The Aleutian Basin is an oceanic basin under the southwestern Bering Sea.  While the northeastern half of the Bering Sea overlies the North American Plate in relatively shallow water, the Aleutian Basin consists of oceanic plate—the remnant of the Kula Plate that was mostly subducted under the North American Plate.

Subduction of the Kula Plate ceased after the creation of the Aleutian Trench to its south.  What remained of the Kula Plate attached to the North American Plate.  This former subduction zone is now the Beringian Margin, which now hosts sixteen submarine canyons, including Zhemchug Canyon, the world's largest.
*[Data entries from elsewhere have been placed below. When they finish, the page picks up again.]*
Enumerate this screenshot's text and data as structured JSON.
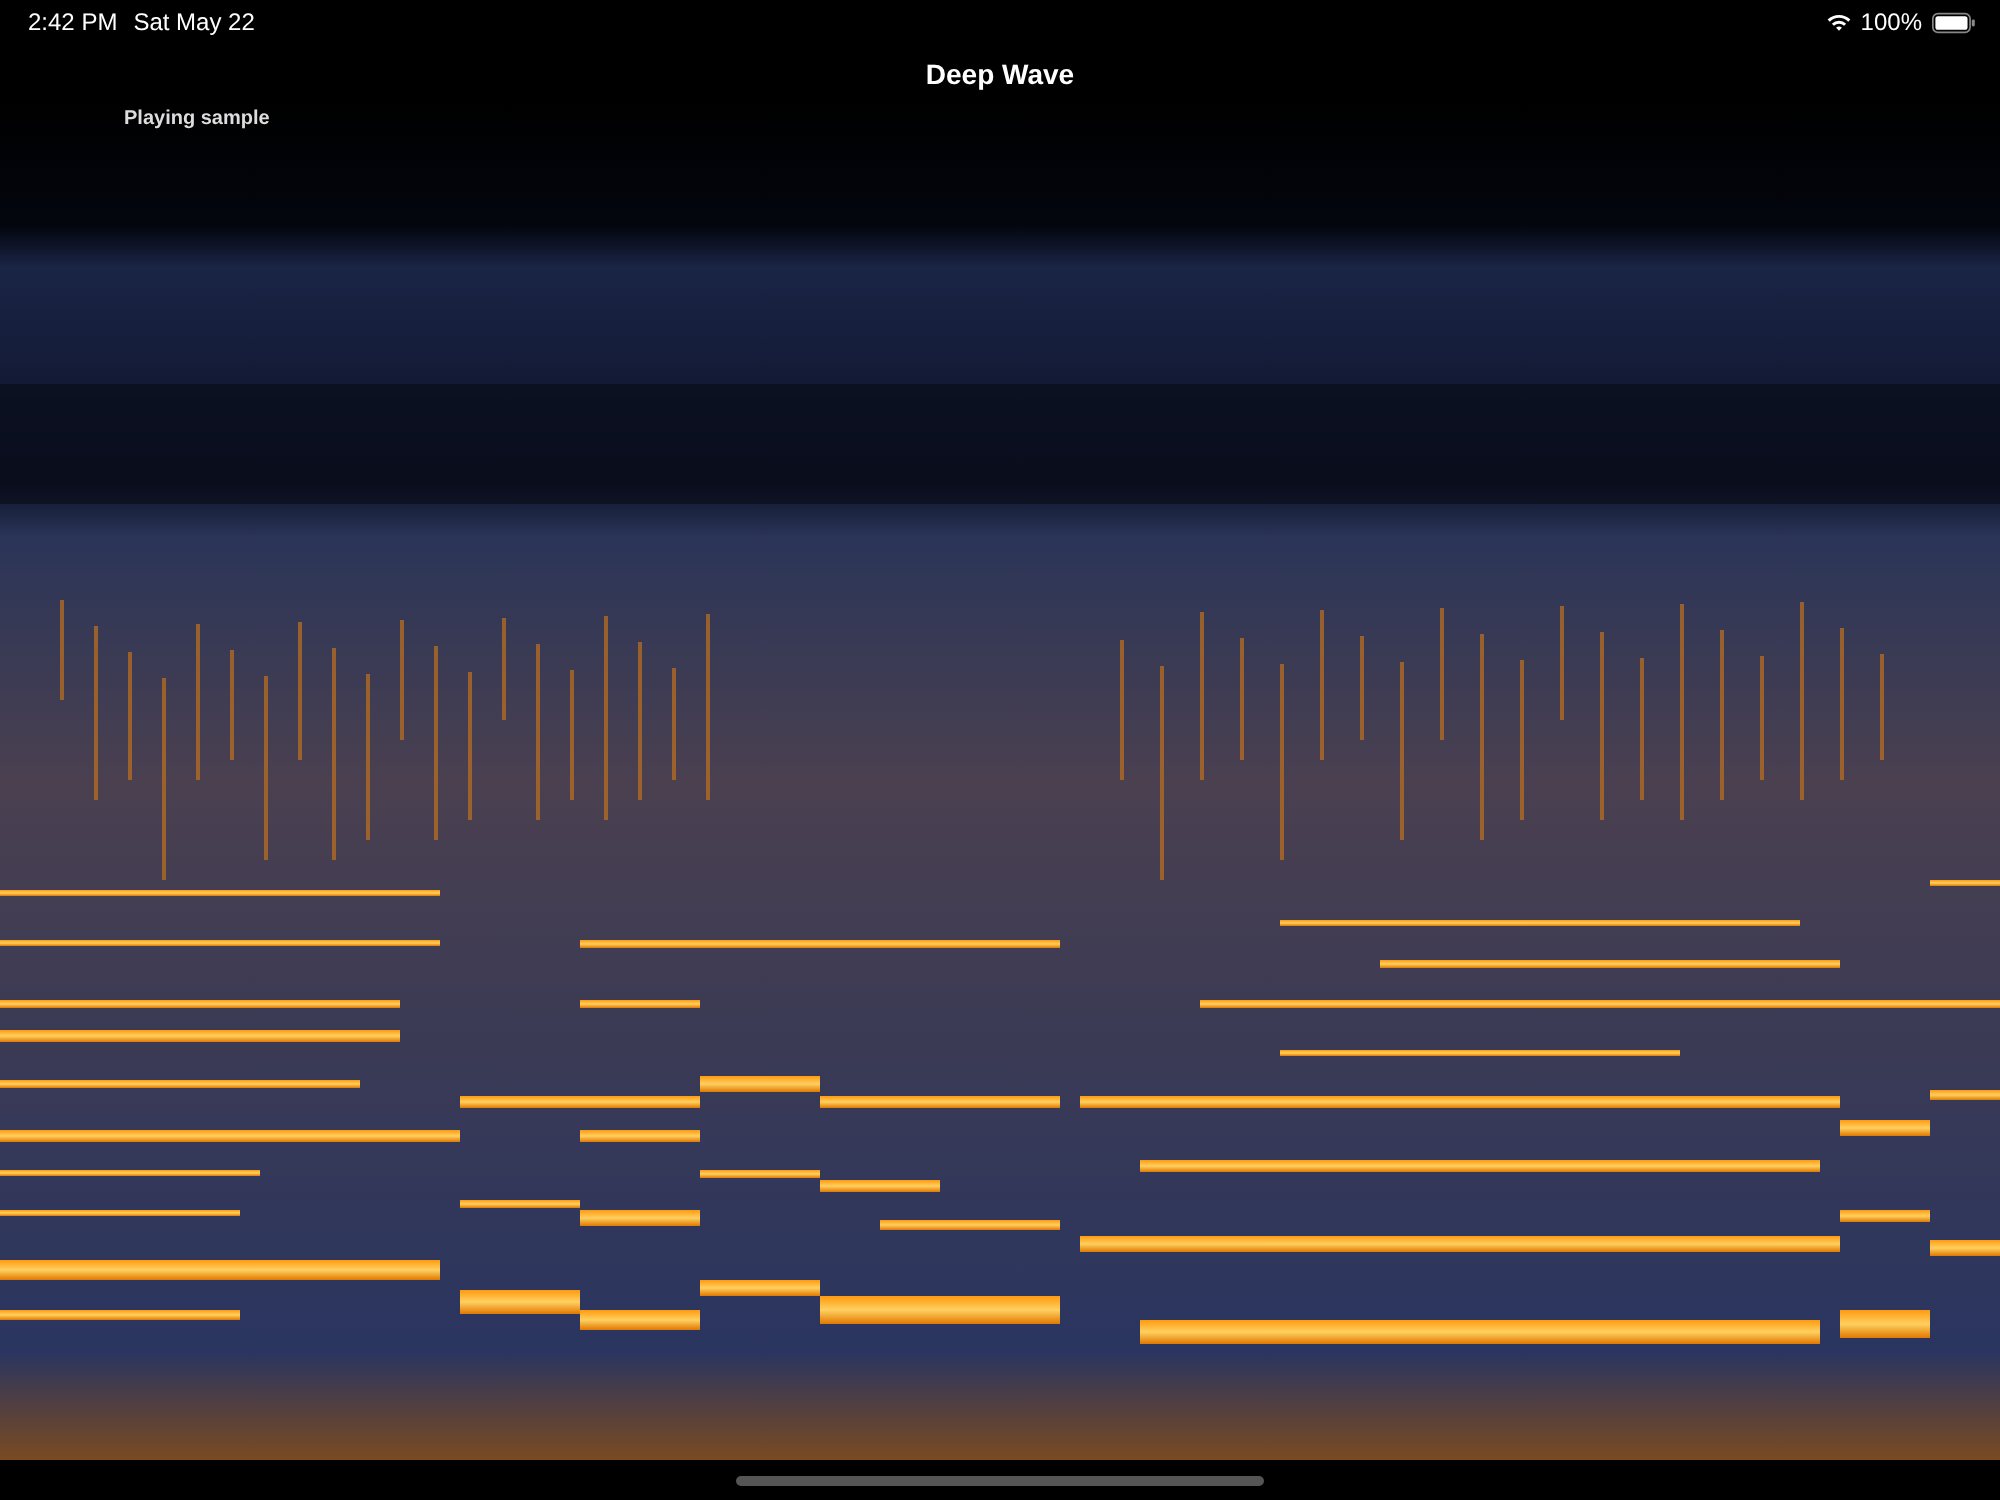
{
  "status_bar": {
    "time": "2:42 PM",
    "date": "Sat May 22",
    "battery": "100%"
  },
  "navigation": {
    "title": "Deep Wave"
  },
  "spectrogram": {
    "caption": "Playing sample"
  }
}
The deep-water part of the Bering Sea is separated into the Commander Basin and Bowers basins by the submarine Shirshov Ridge  and Bowers Ridge. The Commander Basin occupies the western part of the Bering Sea, with the Shirshov Ridge on its eastern border. The Shirshov Ridge extends 750 km  southward from the Russian Olyutorskii Peninsula to connect with Bowers Ridge. The Bowers Ridge extends in the form of an arc over approximately 900 km from the Aleutian Islands Arc to the northwestern termination, where it meets Shirshov Ridge. This former island arc, Bowers Ridge, is a prominent semi-circular-shaped geological that meets the Aleutian arc and, together with the Aleutians, bounds Bowers Basin.

The northern part of the Shirshov Ridge formed 95 My before the present. The ridge grows younger as it goes south, with the southern part of the Shirshov Ridge formed 33 My ago (Early Oligocene). Bowers Ridge was formed 30 My before the present (Late Oligocene).